Sunday 28 April 2013

Don't confuse the issue with facts

So the eco-warriors and the bee-huggers got together for a protest in Parliament Square last Friday. The aim of the stunt was 'to grab the weekend headlines and pile the pressure on' ahead of an EU vote on banning neonicotinoids pesticides. The demo was called 'The March of the Beekeepers' which sounds impressive, except for one small detail; the British Beekeepers Association with it's 23,000 members wasn't involved! Clearly the green lobby is prepared to play fast and loose with the facts in it's ongoing war with the agro-chemical industry.

So why do UK beekeepers appear unconcerned - after all pesticides are wiping out the bees, right?
Well, actually we don't know because the available data are 'unable to demonstrate deleterious effects of neonicotinoids on honey bees managed by beekeepers in the UK.' Moreover, beekeepers are worried that an outright ban might encourage the use of older pesticides that are known to harm honey bees.

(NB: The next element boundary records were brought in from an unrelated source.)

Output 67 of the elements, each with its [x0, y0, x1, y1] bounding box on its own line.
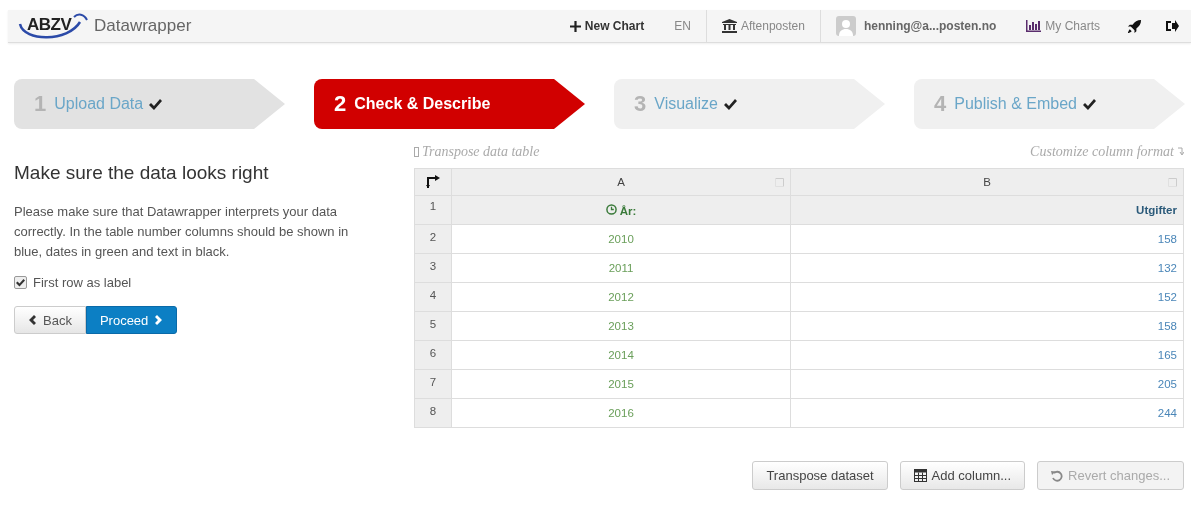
table-cell: 2016 [608, 407, 634, 419]
row-number: 7 [429, 376, 437, 388]
table-cell: 158 [1157, 320, 1177, 332]
bar-chart-icon [1026, 20, 1042, 32]
table-cell: 2010 [608, 233, 634, 245]
my-charts-link[interactable]: My Charts [1011, 10, 1115, 42]
proceed-button[interactable]: Proceed [85, 306, 178, 334]
step-label: Check & Describe [354, 95, 491, 113]
column-letter: A [617, 176, 625, 188]
undo-icon [1051, 469, 1064, 482]
row-number: 4 [429, 289, 437, 301]
table-cell: 152 [1157, 291, 1177, 303]
back-button[interactable]: Back [14, 306, 86, 334]
table-cell: 132 [1157, 262, 1177, 274]
table-cell: 2015 [608, 378, 634, 390]
new-chart-link[interactable]: New Chart [554, 10, 660, 42]
transpose-button[interactable]: Transpose dataset [752, 461, 888, 490]
column-letter: B [983, 176, 991, 188]
plus-icon [569, 20, 581, 32]
avatar-icon [835, 16, 856, 36]
step-label: Upload Data [54, 95, 144, 113]
step-number: 4 [934, 91, 947, 117]
table-cell: 158 [1157, 233, 1177, 245]
column-label: Utgifter [1136, 204, 1177, 216]
row-number: 2 [429, 231, 437, 243]
bank-icon [721, 19, 737, 33]
rocket-icon[interactable] [1127, 18, 1142, 34]
first-row-checkbox[interactable] [14, 276, 27, 289]
transpose-hint: Transpose data table [422, 143, 540, 160]
logo[interactable]: ABZV [18, 12, 88, 40]
hook-arrow-icon [1177, 146, 1184, 157]
table-cell: 244 [1157, 407, 1177, 419]
step-number: 2 [334, 91, 347, 117]
app-name: Datawrapper [94, 16, 192, 36]
user-link[interactable]: henning@a...posten.no [820, 10, 1012, 42]
row-number: 6 [429, 347, 437, 359]
instructions-text: Please make sure that Datawrapper interprets your data correctly. In the table number columns should be shown in blue, dates in green and text in black. [14, 203, 350, 261]
language-link[interactable]: EN [659, 10, 707, 42]
column-label: År: [605, 204, 637, 217]
wizard-step[interactable]: 3 Visualize [614, 79, 885, 129]
table-cell: 2012 [608, 291, 634, 303]
transpose-icon[interactable] [426, 174, 440, 188]
step-label: Visualize [654, 95, 718, 113]
bracket-icon [414, 146, 419, 157]
checkbox-label: First row as label [33, 275, 132, 290]
row-number: 5 [429, 318, 437, 330]
column-format-hint: Customize column format [1030, 143, 1174, 160]
row-number: 3 [429, 260, 437, 272]
row-number: 8 [429, 405, 437, 417]
logout-icon[interactable] [1166, 20, 1179, 32]
organization-link[interactable]: Aftenposten [706, 10, 821, 42]
chevron-right-icon [155, 315, 164, 325]
step-number: 3 [634, 91, 647, 117]
table-cell: 205 [1157, 378, 1177, 390]
wizard-step[interactable]: 2 Check & Describe [314, 79, 585, 129]
add-button[interactable]: Add column... [899, 461, 1026, 490]
step-label: Publish & Embed [954, 95, 1077, 113]
chevron-left-icon [28, 315, 36, 325]
table-cell: 2011 [608, 262, 634, 274]
row-number: 1 [429, 200, 437, 212]
table-cell: 2014 [608, 349, 634, 361]
calculator-icon [913, 469, 927, 482]
clock-icon [605, 203, 617, 215]
wizard-step[interactable]: 4 Publish & Embed [914, 79, 1185, 129]
section-heading: Make sure the data looks right [14, 162, 270, 184]
table-cell: 165 [1157, 349, 1177, 361]
table-cell: 2013 [608, 320, 634, 332]
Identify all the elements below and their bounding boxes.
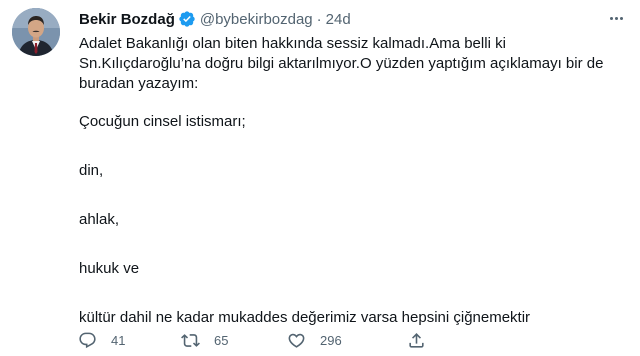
- share-icon: [407, 331, 426, 350]
- avatar-image: [12, 8, 60, 56]
- tweet-paragraph: ahlak,: [79, 211, 120, 228]
- timestamp[interactable]: 24d: [326, 11, 351, 28]
- tweet-actions: 41 65 296: [78, 330, 427, 350]
- tweet-paragraph: Adalet Bakanlığı olan biten hakkında ses…: [79, 35, 608, 92]
- tweet-paragraph: kültür dahil ne kadar mukaddes değerimiz…: [79, 309, 531, 326]
- tweet-text: Adalet Bakanlığı olan biten hakkında ses…: [79, 34, 619, 328]
- reply-count: 41: [111, 332, 126, 348]
- verified-badge-icon: [178, 10, 196, 28]
- retweet-button[interactable]: 65: [181, 331, 287, 350]
- reply-icon: [78, 331, 97, 350]
- share-button[interactable]: [407, 331, 427, 350]
- retweet-icon: [181, 331, 200, 350]
- display-name[interactable]: Bekir Bozdağ: [79, 11, 175, 28]
- retweet-count: 65: [214, 332, 229, 348]
- tweet-card[interactable]: Bekir Bozdağ @bybekirbozdag · 24d Adalet…: [0, 0, 640, 356]
- separator-dot: ·: [316, 10, 322, 28]
- tweet-header: Bekir Bozdağ @bybekirbozdag · 24d: [79, 9, 351, 29]
- avatar[interactable]: [12, 8, 60, 56]
- reply-button[interactable]: 41: [78, 331, 181, 350]
- like-button[interactable]: 296: [287, 331, 407, 350]
- author-handle[interactable]: @bybekirbozdag: [200, 11, 313, 28]
- tweet-paragraph: Çocuğun cinsel istismarı;: [79, 113, 246, 130]
- heart-icon: [287, 331, 306, 350]
- tweet-paragraph: hukuk ve: [79, 260, 140, 277]
- like-count: 296: [320, 332, 342, 348]
- more-icon[interactable]: [606, 10, 626, 26]
- tweet-paragraph: din,: [79, 162, 104, 179]
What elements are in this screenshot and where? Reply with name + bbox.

Of greater concern are bee diseases and habit degradation. You might have guessed - it's the ag-industry again, but this time it's trashing the environment with endless acres of monoculture ...except you'd be wrong.

Most beekeepers in the UK keep their hives in urban and suburban environments and the bees do very well  thanks to gardens providing all-year-round forage. But with in-fill development we are rapidly destroying these habitats.

What to do - march on Parliament and ban builders? No, just grow better plants and trees for pollinators, don't trim the privet hedge when it's in bloom, and let the clover grow in your lawn rather than trying to kill it with herbicides; it will have far more benefit for bees than banning those pesticides.